Выбрать главу

Нет, он не сможет работать здесь! Его замыслы словно тот посев под водою. Для чего он ежедневно меряет ногами поля? Для чего составляет карту почв? Нет у него радости. Что ни сделает, все не так. Он никчемный, пустой фантазер, неспособный практически ни на что. Светит дырявой крышей запорожская церковь (на смех людям обвели ее лесами), смеются в селе над антирелигиозными лекциями Олексы... Если бы они и починили эту крышу, и рожь бы закустилась. Взошла и в этом и в будущем году. И так без конца, как зеленела уже тысячелетия. Тихая жизнь, обросшее мохом сердце. Все обрастает мохом в этой Голубой долине, даже мечта. Каждое утро он будет встречать от печи Оксанины глаза. Любящие глаза, которые поблекнут и остынут с годами. А дальше — протоптанная его сапогами по меже тропинка к конторе. Худая чалая кляча, неизменные, примелькавшиеся поля. Праздничные вечера за рюмкой житнянки и прокуренные крутым конторским дымом будни. Олекса готов подарить эту жизнь любому другому.

В жестокой безнадежности — и Оксану в придачу.

«Что это ты!.. — Ему вдруг стало стыдно собственных мыслей. — В чем ищешь оправдания?»

Олекса хлебал борщ из обливной миски — он уже наловчился не опрокидывать горшок, вынимая из печи, — не замечал, что пачкает опрятную, чистую скатерку.

Рисовало ли ему когда-нибудь эту будничность его воображение! С детства в своих мечтах он летал высоко, словно ирейная птица в ясную погоду. Солнце щедро светило ему в те дни. Ни разу не налетел он в тумане на раскидистое дерево, на каменистую гору; бурелом не швырял его наземь.

С детства начиненная путешествиями и приключениями фантазия легко переносила Олексу из уютной городской квартиры на безлюдные острова, в разбушевавшиеся моря. Со временем на тех морях улеглись штормы, а путешествия стали более близкими. А потом он забросил за шкаф пропахшую ветрами шапку капитана Гранта и надел фуражку инженера-изобретателя. Со временем он и ее променял на мечтательную шляпу поэта. Хоть стихи не единственное его пристрастие. Он еще в школе приводил к поражениям на шахматном поле руководителя шахматного кружка. Легко находил концы и переплетения математических формул. И был уверен, что каждое из этих пристрастий вывело бы его не на будничную дорогу. Почему же он пренебрег ими раньше? И опять набегает горькая волна, заливает сердце. И институт... Привез ты свои знания в эту долину, а они оказались мизерными, непригодными и здесь. Ты никчемный, хуже всех. Ты читаешь письма Леонида?.. Из них так и излучается радость, уверенность с каждой страницы, с каждой строки. Даже кончиками пальцев ощущаешь ее на бумаге. В районе, в котором работает Леонид, еще двое хлопцев, твоих однокурсников. И их поля зеленеют, и тропинки не порезаны буераками. У них там друзья, советчики. А ты один, один, словно с неба упал.

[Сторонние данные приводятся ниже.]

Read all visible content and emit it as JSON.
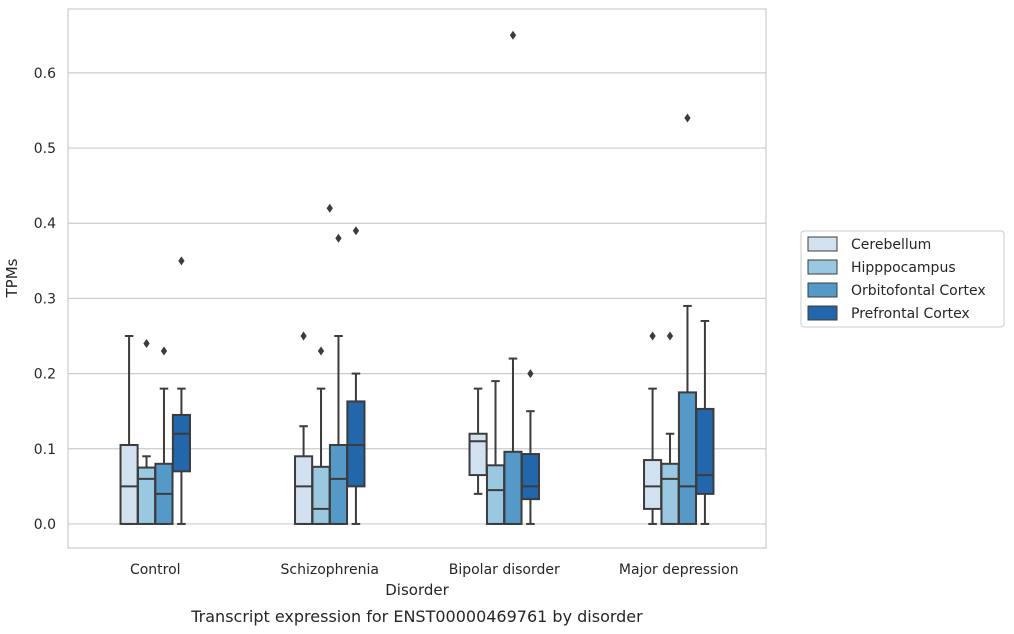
{
  "chart_data": {
    "type": "box",
    "caption": "Transcript expression for ENST00000469761 by disorder",
    "xlabel": "Disorder",
    "ylabel": "TPMs",
    "ylim": [
      -0.032,
      0.685
    ],
    "yticks": [
      0.0,
      0.1,
      0.2,
      0.3,
      0.4,
      0.5,
      0.6
    ],
    "ytick_labels": [
      "0.0",
      "0.1",
      "0.2",
      "0.3",
      "0.4",
      "0.5",
      "0.6"
    ],
    "grid": "horizontal",
    "legend_position": "right, outside",
    "categories": [
      "Control",
      "Schizophrenia",
      "Bipolar disorder",
      "Major depression"
    ],
    "series": [
      {
        "name": "Cerebellum",
        "color": "#d1e1ef",
        "boxes": [
          {
            "whisker_low": 0.0,
            "q1": 0.0,
            "median": 0.05,
            "q3": 0.105,
            "whisker_high": 0.25,
            "outliers": []
          },
          {
            "whisker_low": 0.0,
            "q1": 0.0,
            "median": 0.05,
            "q3": 0.09,
            "whisker_high": 0.13,
            "outliers": [
              0.25
            ]
          },
          {
            "whisker_low": 0.04,
            "q1": 0.065,
            "median": 0.11,
            "q3": 0.12,
            "whisker_high": 0.18,
            "outliers": []
          },
          {
            "whisker_low": 0.0,
            "q1": 0.02,
            "median": 0.05,
            "q3": 0.085,
            "whisker_high": 0.18,
            "outliers": [
              0.25
            ]
          }
        ]
      },
      {
        "name": "Hipppocampus",
        "color": "#9ac8e0",
        "boxes": [
          {
            "whisker_low": 0.0,
            "q1": 0.0,
            "median": 0.06,
            "q3": 0.075,
            "whisker_high": 0.09,
            "outliers": [
              0.24
            ]
          },
          {
            "whisker_low": 0.0,
            "q1": 0.0,
            "median": 0.02,
            "q3": 0.076,
            "whisker_high": 0.18,
            "outliers": [
              0.23
            ]
          },
          {
            "whisker_low": 0.0,
            "q1": 0.0,
            "median": 0.045,
            "q3": 0.078,
            "whisker_high": 0.19,
            "outliers": []
          },
          {
            "whisker_low": 0.0,
            "q1": 0.0,
            "median": 0.06,
            "q3": 0.08,
            "whisker_high": 0.12,
            "outliers": [
              0.25
            ]
          }
        ]
      },
      {
        "name": "Orbitofontal Cortex",
        "color": "#5499c7",
        "boxes": [
          {
            "whisker_low": 0.0,
            "q1": 0.0,
            "median": 0.04,
            "q3": 0.08,
            "whisker_high": 0.18,
            "outliers": [
              0.23
            ]
          },
          {
            "whisker_low": 0.0,
            "q1": 0.0,
            "median": 0.06,
            "q3": 0.105,
            "whisker_high": 0.25,
            "outliers": [
              0.38
            ]
          },
          {
            "whisker_low": 0.0,
            "q1": 0.0,
            "median": 0.0,
            "q3": 0.096,
            "whisker_high": 0.22,
            "outliers": [
              0.65
            ]
          },
          {
            "whisker_low": 0.0,
            "q1": 0.0,
            "median": 0.05,
            "q3": 0.175,
            "whisker_high": 0.29,
            "outliers": [
              0.54
            ]
          }
        ]
      },
      {
        "name": "Prefrontal Cortex",
        "color": "#2267ac",
        "boxes": [
          {
            "whisker_low": 0.0,
            "q1": 0.07,
            "median": 0.12,
            "q3": 0.145,
            "whisker_high": 0.18,
            "outliers": [
              0.35
            ]
          },
          {
            "whisker_low": 0.0,
            "q1": 0.05,
            "median": 0.105,
            "q3": 0.163,
            "whisker_high": 0.2,
            "outliers": [
              0.39
            ]
          },
          {
            "whisker_low": 0.0,
            "q1": 0.033,
            "median": 0.05,
            "q3": 0.093,
            "whisker_high": 0.15,
            "outliers": [
              0.2
            ]
          },
          {
            "whisker_low": 0.0,
            "q1": 0.04,
            "median": 0.065,
            "q3": 0.153,
            "whisker_high": 0.27,
            "outliers": []
          }
        ]
      }
    ],
    "extra_outliers": [
      {
        "category_index": 1,
        "series_index": 0,
        "value": 0.42
      }
    ]
  }
}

Немного утешают институтские опыты, дипломная работа. Они не дают впасть в совершенное отчаяние, отравить унынием душу. Может, светится в тебе лучик открывателя, исследователя, ученого?

Но все же какой это луч, если он светит в, тесной каморке и не проникает за окно?

А твоя любовь? Разве не стоят эти часы счастья многих лет жизни? Ты познал то, чего не изведали еще Леонид и многие парни, — радость любви.

Олекса чувствует, что обманывает себя. Любовь эта уже не радость, а тяжелый камень на сердце. Да и была ли она?..

Он мечтал когда-то о любви красивой, как песня. А она будничная, как вот эти сапоги. Будничная своими улыбками, разговорами, мечтами. И уже не хочет признать того, что любовь, как и всю жизнь, человек должен украшать сам.

— Почему в темноте? Может, деньги считаете?

Олекса встрепенулся, будто от внезапного грома. Вспыхнула спичка. Федор зажег светильник. Скользнул взглядом по лицу Олексы, по миске с борщом, по остывшему горшку с кашей.

Давно, он замечает, что с квартирантом что-то происходит неладное. Исхудал, в глазах беспокойство и усталость. С чего бы? От мелких неудач? От любви? Так она ведь, кажется, взаимная. Человек должен при такой любви смеяться, за радостями забывать все житейские мелочи. Порой человек в таком возрасте, как Олекса, выдумает себе какое-нибудь горе и мучается им. Не так ли и со Скрипкой?

Кущ подсел к столу, достал папиросы. Олекса, хотя никогда раньше не курил, взял и себе папиросу. Он видел, что Федор хочет говорить с ним, и догадывался, о чем.